Magnificient is the word to describe Michael Campbell's final round. A New Zealander who hasn't played regularly on either the European Tour or the PGA had to qualify to play the Open by winning a spot at the first-ever held qualifer in Europe. To win the Open, without winning a PGA Tour event and suffering ups and downs in his career, is what the Open is all about.

Although Tiger was in close pursuit, Campbell and Jason Gore, who also had to qualify, were the feel good stories of the Open.

Monday, June 13, 2005

No Washington, but Plenty of Maryland

I ended up sick on Friday with a fever and stomach flu, so I couldn't go to Seattle for the golf tournament as a guest of MasterCard's. As a result, I got to watch a lot of the McDonald's LPGA Championship and the Booz Allen Classic.
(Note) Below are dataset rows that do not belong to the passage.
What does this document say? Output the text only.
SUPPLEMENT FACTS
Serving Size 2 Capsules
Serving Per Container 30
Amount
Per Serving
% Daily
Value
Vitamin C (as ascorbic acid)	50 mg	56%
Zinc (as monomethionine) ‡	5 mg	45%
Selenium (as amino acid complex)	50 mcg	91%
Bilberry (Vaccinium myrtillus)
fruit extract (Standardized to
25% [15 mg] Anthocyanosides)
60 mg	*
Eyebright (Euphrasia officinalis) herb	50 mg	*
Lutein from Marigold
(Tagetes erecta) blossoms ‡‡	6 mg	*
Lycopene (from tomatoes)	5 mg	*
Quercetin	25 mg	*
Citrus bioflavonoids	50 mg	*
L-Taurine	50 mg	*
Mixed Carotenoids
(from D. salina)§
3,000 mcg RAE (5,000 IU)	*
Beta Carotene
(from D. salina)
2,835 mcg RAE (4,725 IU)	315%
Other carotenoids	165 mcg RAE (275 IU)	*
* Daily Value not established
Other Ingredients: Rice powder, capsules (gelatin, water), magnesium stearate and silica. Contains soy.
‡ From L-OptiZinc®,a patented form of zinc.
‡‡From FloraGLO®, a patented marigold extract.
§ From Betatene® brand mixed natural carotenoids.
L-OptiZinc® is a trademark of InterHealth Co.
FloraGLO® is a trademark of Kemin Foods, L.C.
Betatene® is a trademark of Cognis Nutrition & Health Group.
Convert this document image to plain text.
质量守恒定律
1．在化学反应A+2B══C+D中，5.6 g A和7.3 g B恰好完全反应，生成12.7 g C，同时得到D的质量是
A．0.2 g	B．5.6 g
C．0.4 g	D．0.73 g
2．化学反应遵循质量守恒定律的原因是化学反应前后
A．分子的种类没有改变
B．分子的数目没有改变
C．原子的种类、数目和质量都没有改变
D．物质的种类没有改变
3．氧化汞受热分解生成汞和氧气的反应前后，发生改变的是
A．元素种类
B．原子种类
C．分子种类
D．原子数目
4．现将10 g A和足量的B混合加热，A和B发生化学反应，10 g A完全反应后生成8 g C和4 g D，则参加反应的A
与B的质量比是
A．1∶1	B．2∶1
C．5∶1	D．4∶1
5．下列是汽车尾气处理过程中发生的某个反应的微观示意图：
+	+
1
First, Annika is amazing and arguably the best and most consistent golfer of both tours. She won the LPGA Championship three consecutive times and is on her way to the Grand Slam. I was pleased to see how well Michelle Wie played as she finished a solid second to Annika.

As to the Booz Allen Classic, we saw an example of improper etiquette from Rory Sabbatini while playing with Ben Crane. On the 17th hole, the twosome was put on the clock for slow play. Self admonishing is Crane for his slow play, but on the Tour, if you're on the clock ten times in the season, you are fined. Sabbatini is a notoriously fast player and was annoyed with Crane's slow play and presumably being on the clock. So, on the 17th green, Sabbatini putted out of turn (i.e., he putted when Crane was further from the hole), and then walked to the 18th tee and hit his drive leaving Crane to putt out on the 17th green.

There are a couple of lessons for business golfers. First, if you're slow, you need to figure out a way to speed up without interfering with your game. Whether it's determining your distance as you walk up to your ball and knowing which club to hit, or taking one practice swing only. Slow play is annoying to faster players and the rest of the field. Although faster players need to control their emotions and behave appropriately around slower players, playing slowly will not win you golf friends.

Second, be mindful of who you invite to your foursome and pairing of your group. On the Tour, players have no control on who they're playing with during the tournament. It depends on the scores shot the day before and the pairings are determined by the standings. But, if you have some say in pairings of your group or a tournament, don' t pair a slow player with a very fast player. Players may develop not so pleasant feelings about one another and your intended goal of building business relationships may be defeated.

Thursday, June 09, 2005

Practice, Practice, Practice

If you watched the third round of the Memorial, you saw camera shots of Tiger on the driving range after he finished playing 18 holes. He didn't just have one large bag of balls; he had four large bags! I don't practice as much as I should, but I did last week. Although I didn't hit four large bags, I could tell the difference in my confidence of my swing and in my new clubs. So, a mantra that I know I would certainly benefit from is practice, practice, practice.

Perhaps you subscribe to my BizGolf E-Tips <>, and saw my latest suggestion for playing business golf is to invite a client or prospect to a practice session at the driving range. You'll still have relationship-building time and both of you will get some much needed practice.

I'm off to Seattle, Washington as a guest of MasterCard's where I will be playing Washington National Golf Club. It sounds like a tough course, but I hope to enjoy the beautiful scenary of the Pacific Northwest and time with new friends.